Extended evidence of the effect of Tagrisso (osimertinib) on CNS metastases
Latest Tagrisso data from the AURA3 trial to be released during an oral presentation will provide further evidence of the response to treatment in patients with epidermal growth factor receptor (EGFR) T790M mutation-positive non-small cell lung cancer (NSCLC) and CNS metastases (Abstract #9005).

Further insights into the ability of Tagrisso to cross the blood-brain barrier will be provided through updated results from the BLOOM trial of Tagrisso in patients with EGFR mutation-positive NSCLC and leptomeningeal disease (Abstract #2020).

New data on Imfinzi (durvalumab) as monotherapy and in combination
Building on exciting recent milestones for its Immuno-Oncology programme, AstraZeneca will be presenting updated data from the NSCLC and bladder cancer cohorts of the Phase I/II Study 1108 of durvalumab in patients with advanced solid tumours. New data in locally-advanced or metastatic urothelial carcinoma (mUC) (Abstract #4525) reinforce the May 2017 US FDA approval of Imfinzi for the treatment of patients with locally advanced or mUC who have disease progression during or following platinum-containing chemotherapy, or whose disease has progressed within 12 months of receiving platinum-containing chemotherapy before (neoadjuvant) or after (adjuvant) surgery.

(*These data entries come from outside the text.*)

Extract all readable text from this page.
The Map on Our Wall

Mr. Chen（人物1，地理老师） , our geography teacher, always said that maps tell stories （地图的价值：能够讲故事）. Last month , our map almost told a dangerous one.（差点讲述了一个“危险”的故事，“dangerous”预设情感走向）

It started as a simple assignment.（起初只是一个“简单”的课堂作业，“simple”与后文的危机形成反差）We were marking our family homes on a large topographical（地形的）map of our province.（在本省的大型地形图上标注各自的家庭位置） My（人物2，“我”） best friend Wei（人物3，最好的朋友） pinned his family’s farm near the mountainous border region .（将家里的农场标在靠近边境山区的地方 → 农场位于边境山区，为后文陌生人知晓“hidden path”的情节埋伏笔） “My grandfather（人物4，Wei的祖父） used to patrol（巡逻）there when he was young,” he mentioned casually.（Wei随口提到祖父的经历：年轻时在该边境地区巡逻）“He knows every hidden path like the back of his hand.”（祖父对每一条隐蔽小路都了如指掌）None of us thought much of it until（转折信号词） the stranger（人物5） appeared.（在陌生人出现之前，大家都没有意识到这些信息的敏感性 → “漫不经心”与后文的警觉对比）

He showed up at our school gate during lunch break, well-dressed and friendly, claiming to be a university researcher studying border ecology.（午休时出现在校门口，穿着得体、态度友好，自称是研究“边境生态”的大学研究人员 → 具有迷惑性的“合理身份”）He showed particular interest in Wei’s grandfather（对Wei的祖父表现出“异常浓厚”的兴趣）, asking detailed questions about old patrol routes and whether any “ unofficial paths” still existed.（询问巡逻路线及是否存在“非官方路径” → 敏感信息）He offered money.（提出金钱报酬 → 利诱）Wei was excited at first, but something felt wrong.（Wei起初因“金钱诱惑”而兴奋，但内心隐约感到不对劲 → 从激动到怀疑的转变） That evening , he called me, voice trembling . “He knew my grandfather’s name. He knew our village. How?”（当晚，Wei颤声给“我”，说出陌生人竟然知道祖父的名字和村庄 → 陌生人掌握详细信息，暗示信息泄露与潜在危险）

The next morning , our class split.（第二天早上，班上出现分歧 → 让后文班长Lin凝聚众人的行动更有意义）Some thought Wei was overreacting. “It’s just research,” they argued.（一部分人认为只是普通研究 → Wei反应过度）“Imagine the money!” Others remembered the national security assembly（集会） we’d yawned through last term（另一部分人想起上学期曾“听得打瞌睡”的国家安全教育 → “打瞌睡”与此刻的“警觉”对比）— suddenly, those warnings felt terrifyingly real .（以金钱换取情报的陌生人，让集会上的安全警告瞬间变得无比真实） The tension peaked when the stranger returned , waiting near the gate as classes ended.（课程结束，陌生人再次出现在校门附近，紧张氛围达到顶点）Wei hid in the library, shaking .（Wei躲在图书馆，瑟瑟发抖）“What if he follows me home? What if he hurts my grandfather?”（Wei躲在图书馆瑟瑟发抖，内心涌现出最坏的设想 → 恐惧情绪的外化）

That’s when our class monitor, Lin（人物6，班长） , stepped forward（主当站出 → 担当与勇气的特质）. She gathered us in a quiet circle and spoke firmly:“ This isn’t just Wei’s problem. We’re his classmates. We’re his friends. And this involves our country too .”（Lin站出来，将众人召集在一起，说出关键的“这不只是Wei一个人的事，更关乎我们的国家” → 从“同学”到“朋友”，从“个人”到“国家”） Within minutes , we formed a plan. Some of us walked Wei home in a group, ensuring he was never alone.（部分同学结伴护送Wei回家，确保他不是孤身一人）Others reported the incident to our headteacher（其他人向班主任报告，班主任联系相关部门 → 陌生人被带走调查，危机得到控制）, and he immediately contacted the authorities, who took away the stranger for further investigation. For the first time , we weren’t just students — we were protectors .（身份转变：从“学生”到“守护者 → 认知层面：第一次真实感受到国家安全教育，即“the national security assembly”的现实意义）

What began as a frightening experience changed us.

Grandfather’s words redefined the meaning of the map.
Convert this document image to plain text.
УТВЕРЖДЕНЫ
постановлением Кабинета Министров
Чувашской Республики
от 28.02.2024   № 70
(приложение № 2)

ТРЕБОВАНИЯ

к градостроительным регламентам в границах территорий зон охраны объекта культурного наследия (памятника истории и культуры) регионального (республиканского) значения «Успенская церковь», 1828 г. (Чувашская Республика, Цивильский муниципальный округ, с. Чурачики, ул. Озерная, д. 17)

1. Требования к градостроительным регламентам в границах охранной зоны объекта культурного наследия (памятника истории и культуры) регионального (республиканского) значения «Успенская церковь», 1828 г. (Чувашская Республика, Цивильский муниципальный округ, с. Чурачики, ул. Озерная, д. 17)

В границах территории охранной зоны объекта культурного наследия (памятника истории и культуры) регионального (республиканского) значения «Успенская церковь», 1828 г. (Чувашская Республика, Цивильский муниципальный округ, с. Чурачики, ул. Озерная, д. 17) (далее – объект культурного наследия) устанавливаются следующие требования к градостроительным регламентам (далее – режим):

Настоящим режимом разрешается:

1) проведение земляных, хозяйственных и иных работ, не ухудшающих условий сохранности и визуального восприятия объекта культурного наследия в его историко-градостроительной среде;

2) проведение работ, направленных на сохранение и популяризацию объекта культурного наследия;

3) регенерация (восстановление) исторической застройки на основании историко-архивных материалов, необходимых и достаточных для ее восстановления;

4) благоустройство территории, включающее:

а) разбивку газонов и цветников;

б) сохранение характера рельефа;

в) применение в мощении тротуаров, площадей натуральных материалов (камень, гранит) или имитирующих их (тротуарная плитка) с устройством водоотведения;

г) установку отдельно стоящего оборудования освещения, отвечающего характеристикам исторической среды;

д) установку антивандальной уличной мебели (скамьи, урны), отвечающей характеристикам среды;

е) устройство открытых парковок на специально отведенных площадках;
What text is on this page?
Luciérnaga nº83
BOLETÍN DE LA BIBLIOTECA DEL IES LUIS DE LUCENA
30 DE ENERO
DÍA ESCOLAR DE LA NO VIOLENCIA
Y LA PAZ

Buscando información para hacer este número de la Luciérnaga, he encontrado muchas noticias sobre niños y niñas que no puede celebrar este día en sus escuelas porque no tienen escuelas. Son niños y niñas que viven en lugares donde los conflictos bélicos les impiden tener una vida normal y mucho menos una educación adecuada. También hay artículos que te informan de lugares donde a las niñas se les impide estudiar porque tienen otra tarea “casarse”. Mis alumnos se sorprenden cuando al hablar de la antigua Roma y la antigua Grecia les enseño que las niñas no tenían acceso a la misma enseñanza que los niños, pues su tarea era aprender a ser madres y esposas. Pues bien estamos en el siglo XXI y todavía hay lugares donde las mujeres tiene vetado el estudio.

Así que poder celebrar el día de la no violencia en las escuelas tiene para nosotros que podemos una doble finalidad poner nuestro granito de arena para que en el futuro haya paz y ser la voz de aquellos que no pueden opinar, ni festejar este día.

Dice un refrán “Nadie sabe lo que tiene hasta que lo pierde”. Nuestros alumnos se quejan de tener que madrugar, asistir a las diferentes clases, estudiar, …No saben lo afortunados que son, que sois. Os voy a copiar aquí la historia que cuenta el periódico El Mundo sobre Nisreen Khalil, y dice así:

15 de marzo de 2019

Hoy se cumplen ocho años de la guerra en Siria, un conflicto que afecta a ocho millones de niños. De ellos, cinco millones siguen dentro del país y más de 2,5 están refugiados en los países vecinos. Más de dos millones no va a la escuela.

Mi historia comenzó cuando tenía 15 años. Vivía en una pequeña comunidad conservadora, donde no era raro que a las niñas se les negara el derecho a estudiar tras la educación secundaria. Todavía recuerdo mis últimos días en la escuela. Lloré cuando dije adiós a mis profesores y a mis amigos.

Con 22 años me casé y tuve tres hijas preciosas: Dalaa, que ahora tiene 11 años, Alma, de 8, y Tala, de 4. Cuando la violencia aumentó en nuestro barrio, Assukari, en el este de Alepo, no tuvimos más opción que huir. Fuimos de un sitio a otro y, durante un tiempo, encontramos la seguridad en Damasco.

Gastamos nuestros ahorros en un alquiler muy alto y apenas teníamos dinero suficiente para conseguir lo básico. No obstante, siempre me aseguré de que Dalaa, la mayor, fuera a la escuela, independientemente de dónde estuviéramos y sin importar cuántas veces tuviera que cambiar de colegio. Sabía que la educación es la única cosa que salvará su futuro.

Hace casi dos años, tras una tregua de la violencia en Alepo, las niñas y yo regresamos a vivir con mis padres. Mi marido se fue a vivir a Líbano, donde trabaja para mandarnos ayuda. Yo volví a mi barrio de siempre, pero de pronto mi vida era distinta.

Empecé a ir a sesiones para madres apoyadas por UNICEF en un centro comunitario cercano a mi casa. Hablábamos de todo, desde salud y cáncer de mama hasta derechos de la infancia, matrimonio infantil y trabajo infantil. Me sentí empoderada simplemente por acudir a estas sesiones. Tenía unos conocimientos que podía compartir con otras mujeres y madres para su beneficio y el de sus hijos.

Updated durvalumab monotherapy Study 1108 results in Stage IIIB/IV NSCLC (Abstract #9085) will also be presented. These data underline AstraZeneca’s forward momentum in lung cancer following the positive top-line results of the Phase III PACIFIC trial of durvalumab as sequential treatment in patients with locally-advanced, unresectable (Stage III) NSCLC. In an oral presentation, MedImmune will present data on a novel relationship in NSCLC between EGFR pathway activation and the immunosuppressive molecule CD73 (Abstract #11505).